Harga, konsumsi BBM, performa
![Datsun Go Panca [OLX]](https://media.suara.com/pictures/653x366/2026/01/16/94421-datsun-go-panca.jpg)
Bicara soal biaya kepemilikan, Datsun Go memang sangat menggoda. Harga bekasnya untuk tahun 2014 hingga 2019 kini berada di kisaran Rp55 juta hingga Rp97 juta saja.
Tak hanya harga belinya yang murah, biaya operasionalnya pun tergolong rendah. Konsumsi bahan bakarnya untuk penggunaan luar kota bisa mencapai 20 km/liter berkat statusnya sebagai mobil LCGC.
Urusan pajak pun tidak akan mencekik kantong, karena estimasi pajak tahunannya hanya berkisar antara Rp1 juta hingga Rp2 juta, tergantung pada nilai jual kendaraan dan wilayah masing-masing.
Plus minus yang wajib diterima secara legawa jika beli Datsun Go

Di balik segala kelebihan ekonomis tersebut, pakar otomotif memberikan catatan serius mengenai aspek keamanan. Ko Lung Lung dari Dokter Mobil Indonesia memberikan peringatan bagi calon pembeli mengenai faktor keselamatan pada unit Datsun ini.

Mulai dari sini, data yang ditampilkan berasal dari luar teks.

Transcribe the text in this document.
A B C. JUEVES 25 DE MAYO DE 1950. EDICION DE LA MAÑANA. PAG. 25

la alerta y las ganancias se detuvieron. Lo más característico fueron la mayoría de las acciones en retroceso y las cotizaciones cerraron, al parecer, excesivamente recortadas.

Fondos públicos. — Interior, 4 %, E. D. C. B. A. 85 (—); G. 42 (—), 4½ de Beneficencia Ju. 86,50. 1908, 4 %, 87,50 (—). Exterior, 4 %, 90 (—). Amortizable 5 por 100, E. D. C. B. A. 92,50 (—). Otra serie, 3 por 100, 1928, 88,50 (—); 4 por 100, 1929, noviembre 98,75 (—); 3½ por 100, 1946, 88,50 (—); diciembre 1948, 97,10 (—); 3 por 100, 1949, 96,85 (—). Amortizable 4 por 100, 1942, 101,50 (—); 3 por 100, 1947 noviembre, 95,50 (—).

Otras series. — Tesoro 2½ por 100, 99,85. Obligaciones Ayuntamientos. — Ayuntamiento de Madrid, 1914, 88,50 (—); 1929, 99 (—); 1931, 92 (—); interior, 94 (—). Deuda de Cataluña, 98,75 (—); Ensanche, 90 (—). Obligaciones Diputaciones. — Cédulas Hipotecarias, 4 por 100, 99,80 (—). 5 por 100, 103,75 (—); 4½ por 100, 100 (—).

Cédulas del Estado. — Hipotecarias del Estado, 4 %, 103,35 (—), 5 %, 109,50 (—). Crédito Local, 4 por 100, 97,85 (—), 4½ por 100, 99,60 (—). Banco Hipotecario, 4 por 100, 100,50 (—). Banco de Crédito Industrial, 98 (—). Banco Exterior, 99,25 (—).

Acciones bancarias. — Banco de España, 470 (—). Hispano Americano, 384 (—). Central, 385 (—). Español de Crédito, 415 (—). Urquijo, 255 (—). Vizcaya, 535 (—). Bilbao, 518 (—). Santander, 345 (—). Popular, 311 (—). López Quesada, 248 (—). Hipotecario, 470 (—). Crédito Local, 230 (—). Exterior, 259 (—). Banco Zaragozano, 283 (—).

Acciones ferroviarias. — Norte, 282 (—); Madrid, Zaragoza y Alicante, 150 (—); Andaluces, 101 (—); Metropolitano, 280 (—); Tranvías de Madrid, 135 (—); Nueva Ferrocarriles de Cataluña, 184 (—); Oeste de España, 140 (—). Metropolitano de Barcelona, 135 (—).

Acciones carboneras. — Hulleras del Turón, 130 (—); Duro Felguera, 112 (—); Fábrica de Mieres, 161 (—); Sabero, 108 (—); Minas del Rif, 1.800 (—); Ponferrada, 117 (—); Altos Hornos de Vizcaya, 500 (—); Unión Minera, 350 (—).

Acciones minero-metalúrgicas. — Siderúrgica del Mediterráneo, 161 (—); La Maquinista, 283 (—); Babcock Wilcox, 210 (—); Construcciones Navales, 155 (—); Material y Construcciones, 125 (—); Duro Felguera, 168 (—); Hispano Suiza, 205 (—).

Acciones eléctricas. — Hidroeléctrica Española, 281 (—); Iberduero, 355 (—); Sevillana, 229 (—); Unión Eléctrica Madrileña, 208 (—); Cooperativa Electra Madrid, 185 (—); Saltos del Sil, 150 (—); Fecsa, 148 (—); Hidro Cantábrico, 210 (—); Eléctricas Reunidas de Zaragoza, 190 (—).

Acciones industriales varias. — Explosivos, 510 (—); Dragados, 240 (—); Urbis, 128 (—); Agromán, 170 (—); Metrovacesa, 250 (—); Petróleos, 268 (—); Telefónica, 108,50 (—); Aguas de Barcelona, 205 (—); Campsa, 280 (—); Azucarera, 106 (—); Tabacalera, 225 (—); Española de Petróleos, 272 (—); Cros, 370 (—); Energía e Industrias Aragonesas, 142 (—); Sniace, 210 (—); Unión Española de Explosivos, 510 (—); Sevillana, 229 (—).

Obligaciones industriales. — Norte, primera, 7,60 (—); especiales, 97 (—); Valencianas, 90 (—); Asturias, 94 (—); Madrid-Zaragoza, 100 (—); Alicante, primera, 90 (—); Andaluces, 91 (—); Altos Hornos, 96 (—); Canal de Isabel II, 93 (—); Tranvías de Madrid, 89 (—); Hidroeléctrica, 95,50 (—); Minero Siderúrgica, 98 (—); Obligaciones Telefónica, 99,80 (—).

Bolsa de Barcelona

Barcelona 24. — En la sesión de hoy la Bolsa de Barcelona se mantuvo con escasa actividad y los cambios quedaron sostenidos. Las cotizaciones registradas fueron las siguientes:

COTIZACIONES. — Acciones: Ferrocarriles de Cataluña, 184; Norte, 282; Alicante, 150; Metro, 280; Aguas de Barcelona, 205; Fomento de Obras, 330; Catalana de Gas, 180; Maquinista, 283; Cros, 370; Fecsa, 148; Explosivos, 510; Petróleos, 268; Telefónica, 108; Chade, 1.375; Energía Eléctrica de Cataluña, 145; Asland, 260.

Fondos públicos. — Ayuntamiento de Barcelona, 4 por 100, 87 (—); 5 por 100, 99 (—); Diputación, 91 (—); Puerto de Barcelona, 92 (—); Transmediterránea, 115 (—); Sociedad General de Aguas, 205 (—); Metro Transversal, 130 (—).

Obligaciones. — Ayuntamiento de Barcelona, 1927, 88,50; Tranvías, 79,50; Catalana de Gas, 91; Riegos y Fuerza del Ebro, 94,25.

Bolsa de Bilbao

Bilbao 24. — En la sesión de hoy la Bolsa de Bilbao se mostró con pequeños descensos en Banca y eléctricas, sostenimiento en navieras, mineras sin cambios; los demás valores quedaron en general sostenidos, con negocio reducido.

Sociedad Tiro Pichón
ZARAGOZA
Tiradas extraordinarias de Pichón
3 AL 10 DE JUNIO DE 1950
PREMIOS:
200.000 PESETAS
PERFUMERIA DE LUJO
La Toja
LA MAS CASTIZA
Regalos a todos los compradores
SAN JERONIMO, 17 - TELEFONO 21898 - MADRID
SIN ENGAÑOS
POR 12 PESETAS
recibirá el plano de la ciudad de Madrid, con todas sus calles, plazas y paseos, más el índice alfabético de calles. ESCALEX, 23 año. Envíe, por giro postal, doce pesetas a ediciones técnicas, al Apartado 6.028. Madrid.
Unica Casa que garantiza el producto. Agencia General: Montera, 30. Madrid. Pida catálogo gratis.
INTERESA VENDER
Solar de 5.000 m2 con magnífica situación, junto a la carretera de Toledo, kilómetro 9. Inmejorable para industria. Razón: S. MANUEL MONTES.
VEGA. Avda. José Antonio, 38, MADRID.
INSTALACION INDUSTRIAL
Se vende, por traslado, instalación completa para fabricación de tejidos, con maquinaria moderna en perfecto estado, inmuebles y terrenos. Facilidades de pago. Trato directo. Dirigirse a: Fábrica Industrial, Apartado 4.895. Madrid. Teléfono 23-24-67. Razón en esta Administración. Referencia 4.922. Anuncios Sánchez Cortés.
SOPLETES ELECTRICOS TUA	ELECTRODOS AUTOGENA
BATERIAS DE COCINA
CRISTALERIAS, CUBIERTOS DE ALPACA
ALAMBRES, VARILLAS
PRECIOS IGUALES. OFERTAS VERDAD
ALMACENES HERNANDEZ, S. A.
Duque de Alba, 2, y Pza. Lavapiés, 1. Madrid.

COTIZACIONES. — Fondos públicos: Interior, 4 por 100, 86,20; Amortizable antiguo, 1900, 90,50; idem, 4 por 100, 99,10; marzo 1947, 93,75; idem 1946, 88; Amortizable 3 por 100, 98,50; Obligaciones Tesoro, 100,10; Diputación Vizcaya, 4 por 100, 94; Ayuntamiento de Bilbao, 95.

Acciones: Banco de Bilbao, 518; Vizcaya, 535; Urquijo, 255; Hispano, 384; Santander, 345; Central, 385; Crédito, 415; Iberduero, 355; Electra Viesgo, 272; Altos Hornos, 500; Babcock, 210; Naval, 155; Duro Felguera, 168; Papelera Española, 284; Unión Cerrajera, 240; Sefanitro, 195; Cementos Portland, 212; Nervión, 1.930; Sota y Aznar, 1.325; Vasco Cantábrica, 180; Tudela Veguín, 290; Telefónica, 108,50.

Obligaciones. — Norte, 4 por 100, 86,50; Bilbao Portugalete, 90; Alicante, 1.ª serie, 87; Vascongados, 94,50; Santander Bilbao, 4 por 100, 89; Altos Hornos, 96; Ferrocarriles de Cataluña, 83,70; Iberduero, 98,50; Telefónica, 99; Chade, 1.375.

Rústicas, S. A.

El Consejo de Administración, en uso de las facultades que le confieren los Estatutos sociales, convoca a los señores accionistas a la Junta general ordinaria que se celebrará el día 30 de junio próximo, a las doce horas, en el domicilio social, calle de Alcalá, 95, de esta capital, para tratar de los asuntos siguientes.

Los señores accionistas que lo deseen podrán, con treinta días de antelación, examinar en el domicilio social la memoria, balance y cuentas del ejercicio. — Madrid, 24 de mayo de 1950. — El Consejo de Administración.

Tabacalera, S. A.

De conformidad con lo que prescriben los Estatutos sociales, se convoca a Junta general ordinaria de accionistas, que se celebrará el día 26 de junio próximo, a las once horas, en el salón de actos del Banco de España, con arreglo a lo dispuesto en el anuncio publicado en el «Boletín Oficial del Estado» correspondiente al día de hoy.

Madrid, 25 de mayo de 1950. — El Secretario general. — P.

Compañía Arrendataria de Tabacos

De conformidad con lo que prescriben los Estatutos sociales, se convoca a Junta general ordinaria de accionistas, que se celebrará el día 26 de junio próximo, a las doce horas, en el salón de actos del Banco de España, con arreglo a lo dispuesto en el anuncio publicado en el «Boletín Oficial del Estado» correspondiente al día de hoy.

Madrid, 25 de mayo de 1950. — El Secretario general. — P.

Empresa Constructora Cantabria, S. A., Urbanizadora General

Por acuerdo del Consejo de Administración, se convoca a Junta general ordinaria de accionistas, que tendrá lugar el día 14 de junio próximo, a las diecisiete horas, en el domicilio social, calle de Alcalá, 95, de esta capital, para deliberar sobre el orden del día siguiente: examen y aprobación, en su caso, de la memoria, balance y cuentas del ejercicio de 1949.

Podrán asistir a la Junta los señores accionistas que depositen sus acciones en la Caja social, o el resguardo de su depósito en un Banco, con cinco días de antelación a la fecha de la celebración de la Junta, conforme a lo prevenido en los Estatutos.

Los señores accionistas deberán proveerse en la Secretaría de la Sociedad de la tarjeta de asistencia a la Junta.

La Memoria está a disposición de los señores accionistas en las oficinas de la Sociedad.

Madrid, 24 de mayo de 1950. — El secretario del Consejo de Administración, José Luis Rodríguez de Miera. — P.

Menurutnya, ada perbedaan signifikan dalam hal struktur keamanan jika dibandingkan dengan mobil lain di kelasnya, seperti Nissan Grand Livina yang rentang harga di pasar mobil bekas lumayan mirip.
"Kalau mau jauh lebih safety ambillah Grand Livina. Datsun itu kayaknya dia potong budget deh," ujarnya.
Ia menekankan bahwa struktur yang ada pada mobil ini membuat kendaraan tersebut berisiko tinggi jika mengalami benturan dari samping.
Selain masalah struktur sasis, Ko Lung Lung juga menyoroti bagaimana karakteristik mobil ini saat dipacu di jalan raya.
Meskipun mesinnya tergolong bertenaga dan bodinya sangat ringan sehingga enak untuk diajak ngebut, aspek keselamatan tetap menjadi poin minus yang harus diwaspadai.
"Mobil ini bisa dipakai untuk kencang karena memang mesinnya oke dan bodinya enteng banget, tapi ingat ya mobil ini safety factor-nya kurang bagus ketimbang yang lainnya," jelas Ko Lung Lung.
Melihat perbandingan ini, Datsun Go memang bisa menjadi solusi bagi mereka yang mencari mobil pertama dengan dana terbatas dan biaya perawatan murah.
Fitur seperti ABS, EBD, dan airbag pun sudah tersedia di beberapa varian tertentu.
Namun, bagi keluarga yang memprioritaskan kekokohan struktur dan fitur keselamatan tingkat tinggi untuk perjalanan jauh, catatan dari pakar otomotif di atas tentu harus menjadi bahan pertimbangan yang matang sebelum melakukan transaksi.